Der „Staat“ ist bei alledem nicht als Entität zu hypostasieren, deren Existenz und Wirkmächtigkeit evident oder notwendig wären, sondern vielmehr als Produkt sich verstärkender politisch-gesellschaftlicher Diskurse und institutioneller Praxis: als Wahrnehmungsmuster und als Projekt, an dem sich zahlreiche Akteure in verschiedenem Maße und aus unterschiedlichen Motiven beteiligten. Dementsprechend kann sein Ausbau nicht als einseitiger Vorgang der Normsetzung und der Schaffung ideeller und materieller Strukturen
begriffen werden, sondern als dynamische Interaktion mit oft nicht-linearem Verlauf. Andere Träger formeller und informeller Macht – etwa Grundherrschaften, kirchliche Institutionen, Gemeinden, Klientel- und Parentelverbände – standen zur Unternehmung „Staat“ in komplexen, oft ambivalenten und sich wandelnden Verhältnissen der Kooperation, Indienstnahme oder Konkurrenz. Die Bevölkerung wurde ihrerseits auf verschiedene, teils neue Weisen politisch konzeptualisiert und mobilisiert: als „Untertanen“, als „Staatsbürger“, als „Volk“ oder „Nation“. Sie beteiligte sich oft mitwirkend, fallweise aber auch widerständig an den Aushandlungsprozessen um die Rolle des Staates in ihrem Leben. Die Räume, in die der Staat vordrang und die er dabei umgestaltete, waren mithin nicht leer oder amorph, sondern durch Anwesenheit und Wirken anderer Akteure sowie durch deren Wissensbestände, Erfahrungen, Vorstellungen, Normen, Denk- und Handlungsmuster vorstrukturiert.

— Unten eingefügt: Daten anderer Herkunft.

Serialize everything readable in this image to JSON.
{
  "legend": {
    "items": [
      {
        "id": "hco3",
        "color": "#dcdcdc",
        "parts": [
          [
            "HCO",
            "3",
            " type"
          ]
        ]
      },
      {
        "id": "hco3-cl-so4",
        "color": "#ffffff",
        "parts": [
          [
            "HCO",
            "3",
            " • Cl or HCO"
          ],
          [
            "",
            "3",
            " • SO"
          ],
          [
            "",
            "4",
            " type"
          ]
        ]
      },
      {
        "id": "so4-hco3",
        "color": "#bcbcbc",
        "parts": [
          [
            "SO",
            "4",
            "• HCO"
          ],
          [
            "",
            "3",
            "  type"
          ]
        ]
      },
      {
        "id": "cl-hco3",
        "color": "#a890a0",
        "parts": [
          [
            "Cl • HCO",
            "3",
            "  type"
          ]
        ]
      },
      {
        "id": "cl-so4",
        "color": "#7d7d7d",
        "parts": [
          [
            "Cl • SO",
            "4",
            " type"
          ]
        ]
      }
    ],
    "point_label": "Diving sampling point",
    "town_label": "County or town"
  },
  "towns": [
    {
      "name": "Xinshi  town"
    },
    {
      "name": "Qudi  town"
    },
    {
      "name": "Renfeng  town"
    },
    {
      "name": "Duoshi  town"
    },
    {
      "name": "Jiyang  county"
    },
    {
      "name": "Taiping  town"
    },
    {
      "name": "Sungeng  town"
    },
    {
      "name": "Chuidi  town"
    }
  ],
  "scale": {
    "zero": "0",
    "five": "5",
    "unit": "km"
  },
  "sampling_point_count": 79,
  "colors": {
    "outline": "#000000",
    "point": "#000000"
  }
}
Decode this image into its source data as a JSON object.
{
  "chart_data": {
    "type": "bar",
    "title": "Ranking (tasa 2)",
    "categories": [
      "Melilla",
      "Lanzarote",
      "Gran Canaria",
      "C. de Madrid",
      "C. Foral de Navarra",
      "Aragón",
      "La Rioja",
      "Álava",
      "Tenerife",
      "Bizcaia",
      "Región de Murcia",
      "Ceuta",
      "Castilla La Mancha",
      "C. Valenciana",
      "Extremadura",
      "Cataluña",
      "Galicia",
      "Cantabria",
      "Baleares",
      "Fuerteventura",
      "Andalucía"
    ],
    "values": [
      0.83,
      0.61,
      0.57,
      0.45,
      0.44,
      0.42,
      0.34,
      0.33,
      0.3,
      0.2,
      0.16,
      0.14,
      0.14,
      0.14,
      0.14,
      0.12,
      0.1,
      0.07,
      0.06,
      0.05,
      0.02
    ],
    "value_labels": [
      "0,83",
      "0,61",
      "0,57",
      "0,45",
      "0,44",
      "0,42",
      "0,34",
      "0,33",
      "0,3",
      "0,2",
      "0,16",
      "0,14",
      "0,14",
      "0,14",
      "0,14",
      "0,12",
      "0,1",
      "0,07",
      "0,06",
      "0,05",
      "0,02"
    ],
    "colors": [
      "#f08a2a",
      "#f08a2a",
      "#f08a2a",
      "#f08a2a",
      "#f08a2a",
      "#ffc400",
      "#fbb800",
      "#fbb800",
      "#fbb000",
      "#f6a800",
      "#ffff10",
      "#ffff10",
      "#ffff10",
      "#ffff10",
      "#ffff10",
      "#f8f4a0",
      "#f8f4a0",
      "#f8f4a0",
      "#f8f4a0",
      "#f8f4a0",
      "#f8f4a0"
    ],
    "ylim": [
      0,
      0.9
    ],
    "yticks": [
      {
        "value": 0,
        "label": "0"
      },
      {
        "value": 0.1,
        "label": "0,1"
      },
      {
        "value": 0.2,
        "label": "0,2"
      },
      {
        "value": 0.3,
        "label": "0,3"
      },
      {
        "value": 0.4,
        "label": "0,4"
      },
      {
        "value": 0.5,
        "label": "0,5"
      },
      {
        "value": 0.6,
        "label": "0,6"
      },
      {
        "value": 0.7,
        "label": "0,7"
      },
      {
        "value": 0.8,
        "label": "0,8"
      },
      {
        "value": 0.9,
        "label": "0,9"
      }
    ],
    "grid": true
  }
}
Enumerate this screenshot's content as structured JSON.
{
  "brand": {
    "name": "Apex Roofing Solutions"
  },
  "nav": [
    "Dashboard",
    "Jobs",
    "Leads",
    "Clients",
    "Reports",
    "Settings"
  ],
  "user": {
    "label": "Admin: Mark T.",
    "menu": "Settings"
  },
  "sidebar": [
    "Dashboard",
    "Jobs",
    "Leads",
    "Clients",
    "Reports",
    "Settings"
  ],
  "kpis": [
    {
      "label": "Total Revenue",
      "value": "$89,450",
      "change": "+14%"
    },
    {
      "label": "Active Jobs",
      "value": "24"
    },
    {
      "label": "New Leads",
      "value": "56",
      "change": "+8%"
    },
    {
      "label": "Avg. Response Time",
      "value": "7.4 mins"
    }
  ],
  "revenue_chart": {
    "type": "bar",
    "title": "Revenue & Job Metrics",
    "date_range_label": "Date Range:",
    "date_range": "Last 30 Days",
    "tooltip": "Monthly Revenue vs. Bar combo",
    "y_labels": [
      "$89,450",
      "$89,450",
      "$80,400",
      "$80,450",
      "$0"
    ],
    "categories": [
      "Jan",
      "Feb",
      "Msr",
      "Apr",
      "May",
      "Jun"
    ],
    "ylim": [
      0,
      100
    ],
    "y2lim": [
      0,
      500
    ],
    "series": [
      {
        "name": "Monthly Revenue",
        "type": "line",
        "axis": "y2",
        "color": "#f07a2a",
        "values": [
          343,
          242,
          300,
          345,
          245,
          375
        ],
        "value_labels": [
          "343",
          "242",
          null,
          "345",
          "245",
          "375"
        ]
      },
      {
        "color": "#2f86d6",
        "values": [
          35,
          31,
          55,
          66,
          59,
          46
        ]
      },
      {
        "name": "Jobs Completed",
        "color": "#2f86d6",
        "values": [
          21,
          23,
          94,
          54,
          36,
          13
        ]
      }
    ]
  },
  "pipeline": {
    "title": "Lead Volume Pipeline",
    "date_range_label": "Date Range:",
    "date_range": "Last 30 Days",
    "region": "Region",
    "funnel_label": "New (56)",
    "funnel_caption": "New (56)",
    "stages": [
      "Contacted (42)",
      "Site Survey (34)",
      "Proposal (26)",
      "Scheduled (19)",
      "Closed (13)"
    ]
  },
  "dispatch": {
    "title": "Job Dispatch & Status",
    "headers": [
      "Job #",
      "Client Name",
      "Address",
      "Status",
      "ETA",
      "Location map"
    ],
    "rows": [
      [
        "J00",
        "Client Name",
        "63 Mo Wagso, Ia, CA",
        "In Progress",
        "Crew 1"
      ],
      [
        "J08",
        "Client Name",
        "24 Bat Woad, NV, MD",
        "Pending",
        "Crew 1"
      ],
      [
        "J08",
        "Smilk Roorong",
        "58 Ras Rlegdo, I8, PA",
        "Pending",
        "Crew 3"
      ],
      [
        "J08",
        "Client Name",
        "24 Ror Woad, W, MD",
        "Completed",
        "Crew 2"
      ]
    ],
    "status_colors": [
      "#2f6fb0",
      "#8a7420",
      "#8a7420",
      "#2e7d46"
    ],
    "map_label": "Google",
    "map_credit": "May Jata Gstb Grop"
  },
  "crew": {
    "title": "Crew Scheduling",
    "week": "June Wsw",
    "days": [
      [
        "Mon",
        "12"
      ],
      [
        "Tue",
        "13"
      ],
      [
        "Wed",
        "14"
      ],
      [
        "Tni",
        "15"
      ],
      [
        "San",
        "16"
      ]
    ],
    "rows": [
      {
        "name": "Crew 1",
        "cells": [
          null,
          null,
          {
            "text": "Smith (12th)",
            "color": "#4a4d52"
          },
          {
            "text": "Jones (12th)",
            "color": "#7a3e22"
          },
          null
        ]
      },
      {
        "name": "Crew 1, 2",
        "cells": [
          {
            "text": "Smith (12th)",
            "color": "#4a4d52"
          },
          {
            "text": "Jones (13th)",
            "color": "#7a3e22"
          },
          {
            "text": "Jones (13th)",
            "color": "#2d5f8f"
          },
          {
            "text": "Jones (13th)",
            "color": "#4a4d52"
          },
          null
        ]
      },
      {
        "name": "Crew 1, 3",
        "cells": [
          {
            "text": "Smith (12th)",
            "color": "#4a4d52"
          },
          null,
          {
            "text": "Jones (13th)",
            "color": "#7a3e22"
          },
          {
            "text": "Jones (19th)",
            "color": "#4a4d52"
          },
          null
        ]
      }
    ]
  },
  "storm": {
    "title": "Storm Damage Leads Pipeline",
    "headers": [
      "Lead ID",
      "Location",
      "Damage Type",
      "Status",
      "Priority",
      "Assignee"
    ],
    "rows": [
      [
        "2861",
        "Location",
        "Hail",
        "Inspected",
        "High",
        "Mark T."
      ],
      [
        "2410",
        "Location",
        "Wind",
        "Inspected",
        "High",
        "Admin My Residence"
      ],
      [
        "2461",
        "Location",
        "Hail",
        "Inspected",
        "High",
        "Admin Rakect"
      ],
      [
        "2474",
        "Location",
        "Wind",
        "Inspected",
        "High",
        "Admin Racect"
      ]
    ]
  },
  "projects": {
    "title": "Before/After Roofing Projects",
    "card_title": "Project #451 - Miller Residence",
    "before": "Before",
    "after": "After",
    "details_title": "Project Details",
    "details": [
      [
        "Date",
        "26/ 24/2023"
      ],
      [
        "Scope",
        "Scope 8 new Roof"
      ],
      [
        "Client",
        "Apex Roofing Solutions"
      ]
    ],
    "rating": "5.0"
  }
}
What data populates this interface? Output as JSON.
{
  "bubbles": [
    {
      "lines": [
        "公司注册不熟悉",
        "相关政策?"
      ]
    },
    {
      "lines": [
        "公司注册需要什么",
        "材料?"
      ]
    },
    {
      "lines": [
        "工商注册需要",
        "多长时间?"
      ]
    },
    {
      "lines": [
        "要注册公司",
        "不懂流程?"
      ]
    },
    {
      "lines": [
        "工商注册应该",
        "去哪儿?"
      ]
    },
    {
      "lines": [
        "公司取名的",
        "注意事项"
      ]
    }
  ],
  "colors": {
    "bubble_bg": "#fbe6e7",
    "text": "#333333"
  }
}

Von den zahlreichen Feldern, in welchen sich Vorgänge der staatlichen Durchdringung und Aneignung von Räumen vollzogen, nimmt die Sektion besonders den Bereich der Verwaltung in den Blick und konzentriert sich dabei auf regionale und lokale Verwaltung außerhalb der Zentren. Dieser Blick soll ein kulturgeschichtlicher und praxeologischer sein, welcher nicht Normen allein, sondern tatsächliche Handlungsweisen detailliert und quellengestützt untersucht, auf ihre Bedeutungen hin befragt und vermeintliche Evidenzen in Frage stellt. Er wird sich auf unterschiedlichste Aspekte der Verwaltungswirklichkeit richten, etwa auf das Personal, seine Rekrutierung, Ausbildung und Selbstwahrnehmung; auf die materielle Ausstattung, von den Bauten bis zum Büromaterial, in ihren technisch-praktischen wie symbolischen Wirkungen; auf Formen der Interaktion zwischen Beamten und den von ihnen Verwalteten; auf Verhältnisse zwischen staatlicher Verwaltung und anderen lokal wirksamen Machtträgern; oder auf die Sprache und die Form des Behördenschriftguts. Diese Aufzählung ist nicht als taxativ zu verstehen.